The following command filters rows with a ‘percent’ column value greater than 0.50%.
pop_df [pop_df['percent'] > 0.50]
Data aggregation
How to install and use Python Pandas? Use functions to calculate the value of an entire array and produce a single result. The square brackets []
also allow the user to select a single column and convert it to a DataFrame. The following command creates a new total_migration DataFrame from the migration column in pop_df:
total_migration = pop_df['migration']
Verify the data by examining the first 5 lines:
total_migration.head()
Use the following df.sum()
function to calculate the net migration into New Zealand:
total_migration = total_migration.sum()
total_migration
The output produces a single result that represents the sum of the values in the total_migration DataFrame.
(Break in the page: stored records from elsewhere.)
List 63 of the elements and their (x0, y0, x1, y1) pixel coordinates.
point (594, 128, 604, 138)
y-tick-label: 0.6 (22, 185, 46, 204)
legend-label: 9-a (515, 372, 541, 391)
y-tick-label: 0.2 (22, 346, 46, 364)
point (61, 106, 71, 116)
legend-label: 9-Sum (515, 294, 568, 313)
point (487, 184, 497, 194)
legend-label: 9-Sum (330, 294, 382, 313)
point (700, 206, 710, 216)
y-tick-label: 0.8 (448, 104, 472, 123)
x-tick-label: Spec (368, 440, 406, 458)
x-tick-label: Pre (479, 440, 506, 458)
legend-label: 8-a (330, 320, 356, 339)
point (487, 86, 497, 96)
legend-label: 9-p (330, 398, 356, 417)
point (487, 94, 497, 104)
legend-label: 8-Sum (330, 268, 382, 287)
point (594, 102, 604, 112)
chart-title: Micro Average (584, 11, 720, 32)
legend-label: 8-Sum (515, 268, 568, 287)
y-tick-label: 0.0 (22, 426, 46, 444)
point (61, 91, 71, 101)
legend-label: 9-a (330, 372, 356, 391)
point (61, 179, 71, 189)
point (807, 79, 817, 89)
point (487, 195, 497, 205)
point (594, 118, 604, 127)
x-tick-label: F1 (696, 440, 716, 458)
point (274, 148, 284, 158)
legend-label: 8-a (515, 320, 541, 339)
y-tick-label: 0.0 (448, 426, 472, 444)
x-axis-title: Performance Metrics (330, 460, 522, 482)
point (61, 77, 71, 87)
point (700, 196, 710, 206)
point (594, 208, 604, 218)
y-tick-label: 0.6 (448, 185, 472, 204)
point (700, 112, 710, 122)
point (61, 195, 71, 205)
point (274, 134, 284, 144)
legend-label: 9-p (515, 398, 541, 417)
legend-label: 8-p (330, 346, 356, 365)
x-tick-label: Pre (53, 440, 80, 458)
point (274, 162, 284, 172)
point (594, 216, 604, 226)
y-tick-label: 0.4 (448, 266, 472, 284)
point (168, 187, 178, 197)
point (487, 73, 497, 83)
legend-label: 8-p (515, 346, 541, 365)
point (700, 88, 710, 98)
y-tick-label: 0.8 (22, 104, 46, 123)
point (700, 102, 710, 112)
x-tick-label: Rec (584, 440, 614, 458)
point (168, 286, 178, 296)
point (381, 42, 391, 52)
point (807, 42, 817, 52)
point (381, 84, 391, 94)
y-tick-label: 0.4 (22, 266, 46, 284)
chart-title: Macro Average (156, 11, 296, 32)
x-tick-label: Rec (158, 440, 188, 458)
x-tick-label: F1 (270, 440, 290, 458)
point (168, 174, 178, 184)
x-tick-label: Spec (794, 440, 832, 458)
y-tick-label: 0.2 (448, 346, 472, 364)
Some of the more common aggregate functions include:
df.mean()
– The average value of the calculated values.df.median()
– the median of the calculated value.df.describe()
– provides a summary of statistics.df.min()/df.max()
– Minimum and maximum values in the dataset.df.idxmin()/df.idxmax()
– minimum and maximum index values.
These basic features represent only a small fraction of the available actions and actions that Pandas has to offer.
Python installation and use of Pandas tutorial conclusion
PythonHow to install and use Pandas? You’ve successfully installed Python Pandas and learned how to manage simple data structures. The examples and command sequences outlined in this tutorial show you how to prepare, process, and aggregate data in Python Pandas.